The Unitarian Universalist Association voted today to approve religious blessings on homosexual unions, becoming the first major church to do so. After 30 minutes of debate, the 1,300 delegates representing the Protestant denomination’s 175,000 members voted overwhelmingly by voice vote to affirm “the growing practice of some of its ministers of conducting services of union of gay and lesbian couples.” “This is an important part of the Unitarian Universalist affirmation of the inherent worth and dignity of every person,” Eugene Pickett, president of the church, said at the group’s international General Assembly meeting in Columbus. “We believe it is important to respect the commitment of two people to each other in a ceremony which has personal and religious significance, even if it doesn’t have legal validity,” he said.
The 17th San Diego Comic-Con International opens at Hotel San Diego.
Dwight Evans hits a 3-run walk-off home run in the bottom of the 11th inning to complete the cycle and give the Boston Red Sox a 9–6 win over Seattle. Evans’s homer, his 13th, came on the reliever Ed Nunez’s first pitch of the game.
The Baltimore Orioles beat the Chicago White Sox, 2–0, as Gary Roenicke doubled home two runs in the ninth inning to break a scoreless tie. The Orioles’ Mike Flanagan (8–5) struck out eight and walked four in eight innings. Tom Seaver (6–6) did not give up a hit until two were out in the fifth. when Roenicke hit an infield single. Seaver, who went nine innings, walked five and struck out two.
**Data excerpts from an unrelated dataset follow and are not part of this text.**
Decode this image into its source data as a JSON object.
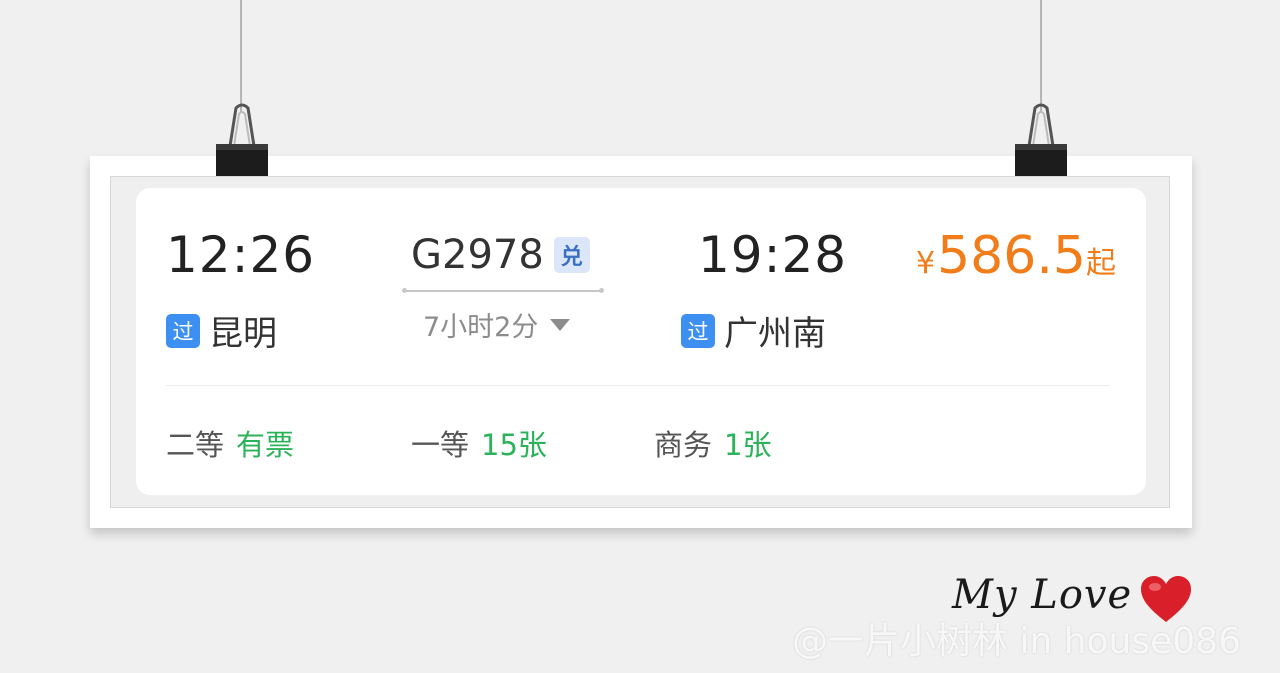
{
  "ticket": {
    "departure": {
      "time": "12:26",
      "station": "昆明",
      "badge": "过"
    },
    "arrival": {
      "time": "19:28",
      "station": "广州南",
      "badge": "过"
    },
    "train": {
      "number": "G2978",
      "badge": "兑"
    },
    "duration": "7小时2分",
    "price": {
      "currency": "¥",
      "amount": "586.5",
      "suffix": "起"
    },
    "seats": [
      {
        "class": "二等",
        "availability": "有票"
      },
      {
        "class": "一等",
        "availability": "15张"
      },
      {
        "class": "商务",
        "availability": "1张"
      }
    ]
  },
  "decoration": {
    "caption": "My Love",
    "watermark": "@一片小树林 in house086",
    "icons": [
      "binder-clip-icon",
      "heart-icon",
      "chevron-down-icon"
    ]
  },
  "colors": {
    "price": "#f07d1a",
    "available": "#2cb35a",
    "badge": "#3d8ff2",
    "exchange_badge_bg": "#dbe7f9",
    "heart": "#d9202a"
  }
}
Kevin Bass cracked a two-run double in the ninth inning tonight to complete a comeback that gave the Houston Astros a 7–6 victory tonight over the Philadelphia Phillies. The Astros had trailed by 6–1 going into the eighth inning. Enos Cabell led off the ninth with a single off the reliever Al Holland and Phil Garner walked. After Jose Cruz sacrificed, Bass lined a ball down the left-field line to score Cabell and Garner.
Steve Garvey smacked three hits and scored three runs, and Alan Wiggins had three hits in a 15-hit attack for San Diego as the Padres thumped the St. Louis Cardinals, 7–3. Mark Thurmond (5–3) went six innings before being relieved Luis DeLeon and Rich (Goose) Gossage as the Padres, in first place in the National League West, won for the fifth time in six games.
Dow Jones Industrial Average: 1126.55 (+9.83).
Born:
Gosder Cherilus, Haitian-American NFL tackle (Detroit Lions, Indianapolis Colts, Tampa Bay Buccaneers), in Haiti.
Gerald Alexander, NFL safety (Detroit Lions, Jacksonville Jaguars, Carolina Panthers, Miami Dolphins, New York Jets), in Los Angeles, California.
Clay Zavada, MLB pitcher (Arizona Diamondbacks), in Streator, Illinois.
Tamara Ecclestone (Rutland), British model, socialite, and television personality, in Milan, Italy.